02/12/2021 By BGS Press
Environmental contaminants pose a serious problem to nearly all rivers in England and Wales. According to a 2019 report by the Environment Agency, only 14 per cent of rivers are of ‘good ecological status’ while, even more shockingly, zero per cent of rivers reached ‘good chemical status’.
As the natural drains that flow through our cities and countryside, rivers are at the receiving end of our household, industrial and agricultural waste. Many of the chemicals now ubiquitous in our aquatic environments, such as trace metals and agrochemicals, can bioaccumulate in aquatic wildlife and cause a wide variety of health issues such as neurotoxicity, endocrine disruption, genotoxicity and immunosuppression. All these issues can affect the survival of individuals and populations throughout the food, or trophic, web and therefore have the potential to threaten the delicate ecological balance within our rivers.

Sampling in the River Tone. © Calum Ramage.
Agriculture and river health
In the UK, our reliance on agrochemicals is of especially great concern to river health. More crops are being treated with pesticides than ever before and increasingly often. Treatments regularly contain harmful mixtures of pesticides that, when combined, can cause a ‘cocktail’ effect. Despite an increase in the number of chemicals being regularly monitored in river water, we are far from understanding the full ecological and ecotoxicological impacts of these contaminants on our freshwater ecosystems.
The project
A PhD project, led by Calum Ramage and his team of supervisors from the University of Nottingham (L Yon, M Johnson and L Bailey) and BGS (Christopher Vane and Raquel Lopes dos Santos), has set out to assess the impacts of pesticides and trace metals on British rivers and on the health of their aquatic inhabitants. At BGS, targeted pesticide screening methods will be used to detect and quantify a wide range of current-use pesticides in the waters, sediments and biota of two of our rivers: the River Tone in Somerset and the River Wensum in Norfolk. At the University of Nottingham, work will focus on trace metal analyses and effect-based monitoring methods, using wild fish as bioindicators of aquatic health.

Fish are caught in the River Wensum by the Environment Agency, with swans in attendance. A large chemical plant, whose previous owners were responsible for dumping several tonnes of mercury in the river, forms a pertinent backdrop. © Calum Ramage.

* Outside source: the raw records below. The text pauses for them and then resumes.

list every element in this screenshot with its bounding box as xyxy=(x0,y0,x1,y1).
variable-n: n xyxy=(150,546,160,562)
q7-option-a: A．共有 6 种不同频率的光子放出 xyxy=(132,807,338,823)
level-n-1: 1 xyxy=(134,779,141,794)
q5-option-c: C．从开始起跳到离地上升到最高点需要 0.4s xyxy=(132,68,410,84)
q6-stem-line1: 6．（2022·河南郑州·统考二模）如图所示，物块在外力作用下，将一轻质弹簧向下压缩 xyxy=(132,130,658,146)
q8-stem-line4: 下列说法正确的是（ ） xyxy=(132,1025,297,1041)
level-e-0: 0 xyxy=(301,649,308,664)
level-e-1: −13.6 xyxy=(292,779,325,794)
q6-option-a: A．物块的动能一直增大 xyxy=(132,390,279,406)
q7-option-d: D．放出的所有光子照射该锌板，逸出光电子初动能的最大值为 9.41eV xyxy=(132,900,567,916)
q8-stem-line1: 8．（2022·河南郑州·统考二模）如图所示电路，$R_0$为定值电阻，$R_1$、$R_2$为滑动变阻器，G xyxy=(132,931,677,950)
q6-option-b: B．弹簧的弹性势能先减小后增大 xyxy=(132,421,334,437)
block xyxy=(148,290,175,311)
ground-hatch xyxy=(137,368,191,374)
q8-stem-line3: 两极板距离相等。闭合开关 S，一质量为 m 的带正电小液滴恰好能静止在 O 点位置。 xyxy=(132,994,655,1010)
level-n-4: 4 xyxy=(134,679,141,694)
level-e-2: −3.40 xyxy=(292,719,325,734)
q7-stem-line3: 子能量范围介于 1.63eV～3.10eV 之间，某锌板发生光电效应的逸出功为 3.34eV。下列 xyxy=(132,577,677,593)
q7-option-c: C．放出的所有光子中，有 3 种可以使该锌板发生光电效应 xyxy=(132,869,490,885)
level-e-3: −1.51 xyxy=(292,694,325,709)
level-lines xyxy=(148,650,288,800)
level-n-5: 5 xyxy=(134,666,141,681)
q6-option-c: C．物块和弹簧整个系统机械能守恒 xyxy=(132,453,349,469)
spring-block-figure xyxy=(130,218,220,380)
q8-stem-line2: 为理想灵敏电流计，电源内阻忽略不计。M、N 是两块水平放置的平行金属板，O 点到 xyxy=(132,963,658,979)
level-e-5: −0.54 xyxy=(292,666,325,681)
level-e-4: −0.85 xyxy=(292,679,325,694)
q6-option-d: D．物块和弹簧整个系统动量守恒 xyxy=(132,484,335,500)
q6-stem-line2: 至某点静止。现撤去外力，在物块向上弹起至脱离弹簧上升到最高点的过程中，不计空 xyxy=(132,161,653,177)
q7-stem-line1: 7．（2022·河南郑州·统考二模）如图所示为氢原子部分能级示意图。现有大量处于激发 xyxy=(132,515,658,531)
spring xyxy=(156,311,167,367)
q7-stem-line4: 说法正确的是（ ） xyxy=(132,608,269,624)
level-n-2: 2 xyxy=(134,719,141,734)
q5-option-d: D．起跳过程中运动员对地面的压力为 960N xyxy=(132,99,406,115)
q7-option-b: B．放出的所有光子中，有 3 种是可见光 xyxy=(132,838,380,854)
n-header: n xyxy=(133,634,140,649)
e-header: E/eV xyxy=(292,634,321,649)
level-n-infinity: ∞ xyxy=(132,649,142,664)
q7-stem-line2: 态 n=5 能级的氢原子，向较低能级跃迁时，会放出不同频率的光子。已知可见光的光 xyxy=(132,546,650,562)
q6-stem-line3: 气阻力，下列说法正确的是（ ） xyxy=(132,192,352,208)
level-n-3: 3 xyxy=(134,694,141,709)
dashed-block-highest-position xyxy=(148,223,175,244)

After a challenging year and a half spent heavily adapting the PhD project, which was originally due to take place in Kruger National Park, South Africa, fieldwork in the UK finally commenced in autumn 2021. Various sediment sampling equipment was first tested on the Tone during a scoping visit to work out the most suitable sampling method. This was quickly followed by two very long and challenging days of fish sampling in early October, then two weekends of environmental sampling in which surface water and surface sediments were collected from across both river catchments. While sampling English rivers may not have matched the excitement of South African fieldwork, the additional peace of mind felt when wading into non crocodile-or hippo-infested waters did partially make up for it!
Future work
Now that the first batch of samples are in, the next few months will be spent processing, extracting and analysing the water, sediment and biotic samples by LC-MS/MS for the presence and distribution of pesticides in the two rivers, as well as for their bioaccumulation in invertebrates and fish. An in-depth fish health assessment, using a range of biochemical and histopathological assays, will also be completed to provide an impact assessment of pollutants in both rivers.
About the author
Calum Ramage
I was born and raised in rural France on the Swiss border and have always been drawn to nature and wildlife. My passion for the natural world led to me studying biological sciences at University College London and the University of Western Australia, before leaving to work on conservation and island restoration projects in South Africa and Mauritius. I was then drawn back to the UK by this multidisciplinary PhD project, which links environmental and wildlife health to anthropogenic activities.